Ces attaques spéculatives peuvent ne pas se voir mais peuvent aussi avoir des conséquences réelles. Ainsi une monnaie peut être mise à mal juste parce que tout le monde pense qu’elle va tomber provoquant ainsi sa chute.

En Thaïlande, les autorités ont décidé de maintenir le prix du baht vis-à-vis du dollar. Du coup, la banque centrale s’engage à vendre sa monnaie nationale contre une monnaie étrangère à un certain prix et peut importe le nombre de gens qui veulent acheter du baht. C’est ce qu’on nomme une politique de change fixe, la notion d’offre et de demande n’influence en rien le taux de change. Le baht est depuis 1985 totalement stable vis-à-vis du dollar. Une telle politique peut s’avérer très risquée puisqu’il faut soutenir cette monnaie. Si tout le monde revendait ses bahts, la banque s’est engagée à les acheter contre des dollars qu’elle doit toujours avoir en réserve.
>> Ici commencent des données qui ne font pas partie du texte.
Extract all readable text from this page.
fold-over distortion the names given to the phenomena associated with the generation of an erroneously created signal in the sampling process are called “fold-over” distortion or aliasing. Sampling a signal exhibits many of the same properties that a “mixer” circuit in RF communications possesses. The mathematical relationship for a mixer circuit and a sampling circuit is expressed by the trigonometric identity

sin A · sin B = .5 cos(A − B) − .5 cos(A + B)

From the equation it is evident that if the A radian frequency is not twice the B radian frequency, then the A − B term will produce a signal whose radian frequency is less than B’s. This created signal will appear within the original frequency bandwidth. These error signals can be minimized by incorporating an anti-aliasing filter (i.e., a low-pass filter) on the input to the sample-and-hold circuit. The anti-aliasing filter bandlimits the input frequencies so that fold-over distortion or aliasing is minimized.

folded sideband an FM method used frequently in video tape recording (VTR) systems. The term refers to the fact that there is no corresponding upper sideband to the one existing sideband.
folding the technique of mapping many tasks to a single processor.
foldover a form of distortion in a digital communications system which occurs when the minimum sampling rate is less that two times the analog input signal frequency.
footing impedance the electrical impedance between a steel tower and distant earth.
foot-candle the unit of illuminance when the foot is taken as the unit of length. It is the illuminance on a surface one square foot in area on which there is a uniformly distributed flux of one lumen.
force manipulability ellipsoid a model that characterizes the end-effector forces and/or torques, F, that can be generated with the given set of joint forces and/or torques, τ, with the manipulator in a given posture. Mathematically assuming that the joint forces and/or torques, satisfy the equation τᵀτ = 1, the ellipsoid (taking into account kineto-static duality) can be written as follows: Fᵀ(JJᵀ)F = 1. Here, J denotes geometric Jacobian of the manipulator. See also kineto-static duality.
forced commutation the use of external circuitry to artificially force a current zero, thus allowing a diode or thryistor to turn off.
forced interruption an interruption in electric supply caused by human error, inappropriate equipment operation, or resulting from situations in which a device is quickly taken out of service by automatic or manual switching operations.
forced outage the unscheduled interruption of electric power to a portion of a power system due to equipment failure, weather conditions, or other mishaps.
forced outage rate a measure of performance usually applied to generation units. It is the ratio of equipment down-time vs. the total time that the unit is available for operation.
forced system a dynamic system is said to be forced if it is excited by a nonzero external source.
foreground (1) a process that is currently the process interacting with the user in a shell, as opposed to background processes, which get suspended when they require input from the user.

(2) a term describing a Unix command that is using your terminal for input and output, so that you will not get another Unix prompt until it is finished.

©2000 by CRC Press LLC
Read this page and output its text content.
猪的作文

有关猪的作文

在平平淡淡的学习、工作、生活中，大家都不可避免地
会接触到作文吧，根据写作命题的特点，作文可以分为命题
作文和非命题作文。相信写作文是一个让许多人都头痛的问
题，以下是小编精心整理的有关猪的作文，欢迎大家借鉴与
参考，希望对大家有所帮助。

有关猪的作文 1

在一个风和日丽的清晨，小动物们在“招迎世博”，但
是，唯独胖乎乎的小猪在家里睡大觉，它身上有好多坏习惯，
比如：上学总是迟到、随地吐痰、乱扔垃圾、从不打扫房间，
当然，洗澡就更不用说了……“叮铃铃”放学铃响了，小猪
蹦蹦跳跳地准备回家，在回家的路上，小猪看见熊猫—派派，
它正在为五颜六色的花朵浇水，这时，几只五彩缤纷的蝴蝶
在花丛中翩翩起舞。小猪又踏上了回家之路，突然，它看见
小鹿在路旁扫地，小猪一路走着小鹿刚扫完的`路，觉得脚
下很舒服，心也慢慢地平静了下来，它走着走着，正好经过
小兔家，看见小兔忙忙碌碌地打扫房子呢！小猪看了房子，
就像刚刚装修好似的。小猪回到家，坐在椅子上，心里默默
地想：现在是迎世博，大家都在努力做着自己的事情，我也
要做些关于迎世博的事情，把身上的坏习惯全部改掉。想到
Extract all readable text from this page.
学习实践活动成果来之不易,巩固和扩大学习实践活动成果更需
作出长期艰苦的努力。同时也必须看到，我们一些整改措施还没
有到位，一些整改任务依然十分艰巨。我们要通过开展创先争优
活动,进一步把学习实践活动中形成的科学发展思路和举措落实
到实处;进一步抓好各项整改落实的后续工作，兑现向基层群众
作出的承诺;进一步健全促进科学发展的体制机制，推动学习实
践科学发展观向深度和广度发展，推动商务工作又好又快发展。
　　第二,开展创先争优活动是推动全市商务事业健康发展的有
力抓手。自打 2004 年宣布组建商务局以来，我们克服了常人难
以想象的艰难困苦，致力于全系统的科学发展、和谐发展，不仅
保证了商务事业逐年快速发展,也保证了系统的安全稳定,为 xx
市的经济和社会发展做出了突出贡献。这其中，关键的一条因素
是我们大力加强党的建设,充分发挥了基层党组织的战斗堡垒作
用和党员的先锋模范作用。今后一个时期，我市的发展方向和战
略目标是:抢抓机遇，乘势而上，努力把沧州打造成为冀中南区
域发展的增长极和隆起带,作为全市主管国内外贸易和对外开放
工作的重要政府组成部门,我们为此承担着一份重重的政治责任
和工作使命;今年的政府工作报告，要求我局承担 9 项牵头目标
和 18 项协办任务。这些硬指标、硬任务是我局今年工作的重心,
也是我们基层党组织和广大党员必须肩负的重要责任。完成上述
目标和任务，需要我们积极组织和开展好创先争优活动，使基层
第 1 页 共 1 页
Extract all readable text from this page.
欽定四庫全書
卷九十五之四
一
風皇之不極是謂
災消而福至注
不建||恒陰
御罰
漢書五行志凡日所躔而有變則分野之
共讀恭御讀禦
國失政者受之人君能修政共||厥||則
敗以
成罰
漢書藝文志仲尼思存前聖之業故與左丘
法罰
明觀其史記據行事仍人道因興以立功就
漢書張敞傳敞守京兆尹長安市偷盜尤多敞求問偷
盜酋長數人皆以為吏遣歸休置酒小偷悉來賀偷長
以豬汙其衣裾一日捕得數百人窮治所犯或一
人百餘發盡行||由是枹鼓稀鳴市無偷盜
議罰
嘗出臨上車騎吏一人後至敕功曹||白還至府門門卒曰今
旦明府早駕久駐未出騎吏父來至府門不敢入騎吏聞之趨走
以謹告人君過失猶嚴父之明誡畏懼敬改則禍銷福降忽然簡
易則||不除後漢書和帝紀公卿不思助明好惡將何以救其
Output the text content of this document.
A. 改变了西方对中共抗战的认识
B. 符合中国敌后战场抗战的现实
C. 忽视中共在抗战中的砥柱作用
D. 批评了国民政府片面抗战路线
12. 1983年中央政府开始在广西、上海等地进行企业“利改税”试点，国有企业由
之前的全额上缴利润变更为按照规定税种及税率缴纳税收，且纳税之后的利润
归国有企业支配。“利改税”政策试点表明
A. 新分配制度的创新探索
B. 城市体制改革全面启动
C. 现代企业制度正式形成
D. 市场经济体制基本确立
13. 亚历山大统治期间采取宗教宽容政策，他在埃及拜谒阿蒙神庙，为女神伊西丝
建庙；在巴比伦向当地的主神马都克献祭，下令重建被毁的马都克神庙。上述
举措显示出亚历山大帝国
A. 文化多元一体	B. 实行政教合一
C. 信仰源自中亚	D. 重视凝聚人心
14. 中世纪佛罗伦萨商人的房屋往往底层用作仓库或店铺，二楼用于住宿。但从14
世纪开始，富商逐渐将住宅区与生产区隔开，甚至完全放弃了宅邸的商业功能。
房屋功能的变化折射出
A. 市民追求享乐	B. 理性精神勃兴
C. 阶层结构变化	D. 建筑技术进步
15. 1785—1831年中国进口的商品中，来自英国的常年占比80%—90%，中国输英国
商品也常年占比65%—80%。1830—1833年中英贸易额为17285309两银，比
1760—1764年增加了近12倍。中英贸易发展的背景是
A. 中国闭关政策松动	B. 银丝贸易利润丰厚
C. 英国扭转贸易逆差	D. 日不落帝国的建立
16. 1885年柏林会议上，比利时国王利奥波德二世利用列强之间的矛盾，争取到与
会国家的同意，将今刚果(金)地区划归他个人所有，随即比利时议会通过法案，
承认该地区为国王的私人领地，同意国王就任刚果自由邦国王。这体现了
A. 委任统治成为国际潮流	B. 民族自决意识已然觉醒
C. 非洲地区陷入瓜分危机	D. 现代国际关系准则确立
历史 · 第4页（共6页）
Peu de temps auparavant, on avait vu une crise de change dans une économie en développement avec une politique de change fixe : le Mexique. Pourquoi a-t-on crut que la Thaïlande s’en sortirait ? La Thaïlande n’a pas été interprétée en signe de risques pour plusieurs raisons. D’abord, les finances publiques étaient saines pas comme au Mexique. Cependant, à coté de sa politique de taux de change fixe, la Thaïlande avait un déficit budgétaire extérieur (appelé aussi déficit du compte-courant). Ce déficit extérieur est essentiellement représenter par une balance commerciale négative : le pays importe plus qu’il n’exporte, il épargne moins qu’il n’investit en général. Ce déficit du compte courant était en place en Thaïlande comme au Mexique. Cumulé à un taux de change fixe, cela est mauvais signe. Il aurait été judicieux d’un peu dévaluer la monnaie pour s’en sortir, vu que le Mexique avait échoué. Mais les observateurs ont surtout souligné les différences plutôt que les similarités. Enfin, dans le cas mexicain, puisqu’on a un déficit du compte courant, il faut aller chercher des ressources dans les épargnes étrangères (on fait rentrer des capitaux étrangers). Pour le Mexique, les capitaux étrangers étaient des capitaux de portefeuille, c’est à dire un type de flux très volatiles qui entrent et sortent à toute vitesse (cela s’oppose aux capitaux stables, types IDE, qui restent longtemps).
Les indicateurs rouges de la Thaïlande étaient sensiblement différents des crises précédentes, ce qui a aveuglé une partie des analystes. Le cas mexicain était trop présent à l’esprit pour qu’on se soucie réellement des conditions en place en Thaïlande.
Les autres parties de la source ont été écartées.